Judging by the 20-per-cent rebound in the shares since then, investor sentiment toward Microsoft may finally be changing for the better.

Anticipation of the Windows 8 launch later this year for PCs and mobile devices is one reason. Another is that the new Windows-based smartphones, produced in an alliance with Nokia, are drawing praise from reviewers accustomed to slagging Microsoft products.

What's more, strong growth from Microsoft's other divisions including servers and tools, business (which produces Microsoft Office, among other products) and entertainment (XBox) are contributing to a sense that the company may be turning the corner.
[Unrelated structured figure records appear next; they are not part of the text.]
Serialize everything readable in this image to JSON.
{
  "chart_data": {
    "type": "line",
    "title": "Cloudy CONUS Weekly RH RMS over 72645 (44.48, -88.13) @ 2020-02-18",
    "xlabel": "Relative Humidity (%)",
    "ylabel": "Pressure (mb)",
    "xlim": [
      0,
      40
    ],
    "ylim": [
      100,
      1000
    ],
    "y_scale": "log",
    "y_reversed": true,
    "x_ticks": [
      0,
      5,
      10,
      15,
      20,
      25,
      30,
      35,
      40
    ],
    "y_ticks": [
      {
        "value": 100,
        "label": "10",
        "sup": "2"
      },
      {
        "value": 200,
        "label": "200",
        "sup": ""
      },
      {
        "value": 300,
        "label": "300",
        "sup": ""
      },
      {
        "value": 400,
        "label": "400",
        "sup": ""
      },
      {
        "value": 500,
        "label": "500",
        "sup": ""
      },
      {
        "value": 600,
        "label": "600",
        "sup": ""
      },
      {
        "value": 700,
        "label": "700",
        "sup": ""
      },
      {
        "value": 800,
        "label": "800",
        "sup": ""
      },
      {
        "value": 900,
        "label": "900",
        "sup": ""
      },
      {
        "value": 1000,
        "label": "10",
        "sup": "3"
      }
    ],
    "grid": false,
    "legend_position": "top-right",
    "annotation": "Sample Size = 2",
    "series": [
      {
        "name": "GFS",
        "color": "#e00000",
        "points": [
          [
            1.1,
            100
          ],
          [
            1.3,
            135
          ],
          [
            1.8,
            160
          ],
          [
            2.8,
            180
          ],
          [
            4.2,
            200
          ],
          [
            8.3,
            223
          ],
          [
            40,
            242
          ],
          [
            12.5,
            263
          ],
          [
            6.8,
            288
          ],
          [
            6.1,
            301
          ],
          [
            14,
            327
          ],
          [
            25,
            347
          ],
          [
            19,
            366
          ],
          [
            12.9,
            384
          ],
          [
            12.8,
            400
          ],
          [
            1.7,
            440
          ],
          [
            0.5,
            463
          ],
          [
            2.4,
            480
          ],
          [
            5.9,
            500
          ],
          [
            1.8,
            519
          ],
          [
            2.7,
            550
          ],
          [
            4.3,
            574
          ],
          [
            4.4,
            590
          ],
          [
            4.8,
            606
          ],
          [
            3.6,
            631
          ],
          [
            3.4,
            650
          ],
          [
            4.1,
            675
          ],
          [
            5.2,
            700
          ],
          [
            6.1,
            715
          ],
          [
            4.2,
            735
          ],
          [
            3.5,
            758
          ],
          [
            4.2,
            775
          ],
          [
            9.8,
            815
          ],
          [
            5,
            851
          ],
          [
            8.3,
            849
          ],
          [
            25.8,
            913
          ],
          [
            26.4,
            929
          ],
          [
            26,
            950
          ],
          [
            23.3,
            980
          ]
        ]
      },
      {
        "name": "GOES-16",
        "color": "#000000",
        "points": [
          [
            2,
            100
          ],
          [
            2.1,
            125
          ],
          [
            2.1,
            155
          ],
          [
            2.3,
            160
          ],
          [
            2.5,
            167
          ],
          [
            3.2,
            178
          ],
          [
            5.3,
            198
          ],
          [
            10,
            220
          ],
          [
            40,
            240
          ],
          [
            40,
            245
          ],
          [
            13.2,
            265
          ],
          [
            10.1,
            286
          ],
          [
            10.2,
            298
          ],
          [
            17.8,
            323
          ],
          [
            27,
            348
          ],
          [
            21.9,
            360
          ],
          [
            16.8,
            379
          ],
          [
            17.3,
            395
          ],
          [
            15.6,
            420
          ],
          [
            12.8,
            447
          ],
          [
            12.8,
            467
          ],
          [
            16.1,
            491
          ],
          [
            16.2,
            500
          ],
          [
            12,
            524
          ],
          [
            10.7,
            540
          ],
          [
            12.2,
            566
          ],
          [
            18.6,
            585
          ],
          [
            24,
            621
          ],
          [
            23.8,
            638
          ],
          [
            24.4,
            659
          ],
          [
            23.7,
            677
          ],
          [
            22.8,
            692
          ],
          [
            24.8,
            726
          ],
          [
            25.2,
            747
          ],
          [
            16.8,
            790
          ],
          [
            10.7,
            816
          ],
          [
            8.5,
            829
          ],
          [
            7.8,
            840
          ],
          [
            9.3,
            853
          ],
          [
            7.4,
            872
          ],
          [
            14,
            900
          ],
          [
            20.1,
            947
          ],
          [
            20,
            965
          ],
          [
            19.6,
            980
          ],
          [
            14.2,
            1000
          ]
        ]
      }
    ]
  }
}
That point was driven home by fiscal second-quarter results released on Jan. 19. Even as Windows sales slipped 6 per cent, partly reflecting component shortages caused by flooding in Thailand, overall revenue climbed 5 per cent to $20.9-billion (U.S.) and profit of $6.62-billion, or 78 cents a share, came in slightly ahead of estimates.

For dividend investors, in particular, Microsoft has a lot of pluses. It produced more than $26-billion in free cash flow in the past 12 months, and it's sitting on about $51.7-billion, or more than $6 a share, of cash and short-term investments – more than enough to fund share buybacks and dividends.

While the yield of 2.7 per cent won't make you rich overnight, Microsoft has steadily raised its dividend since shelling out its first payment in 2003. That includes a hefty 25-per-cent bump in September. It also paid a sizable special dividend of $3 a share in fiscal 2005. Given the company's dividend growth record, ample cash reserves and consistent profitability, those dividend hikes will almost certainly continue well into the future. If anything, investors would like to see the company accelerate the pace of dividend increases.

As for valuation, even after the stock's 20-per-cent run the shares aren't expensive for a company of Microsoft's stature, particularly given the growth kickers of Windows 8 and the Nokia partnership. The shares trade at a multiple of 10.8 times estimated fiscal 2012 earnings, but if you subtract the $6 in cash on the balance sheet from the stock price, the P/E falls to about 8.6.

That said, analysts don't see a huge upside in the stock price over the next 12 months, perhaps because the benefits of Windows 8 will take longer than that to fully materialize. According to Bloomberg, the average price target is $31.37 – about 7 per cent higher than Tuesday's close. Of the 41 analysts who follow the company, 26 call Microsoft a "buy", 14 a "hold" and one a "sell."

Is Microsoft a slam dunk? No. In the fast-changing technology market, companies can be in favour one minute and in the doghouse the next. Just ask a Research in Motion shareholder. But given the breadth of Microsoft's products and services, its dominance in certain markets and its prodigious cash flow, it's a conservative choice for investors who want exposure to the technology sector and the virtual certainty of growing dividends.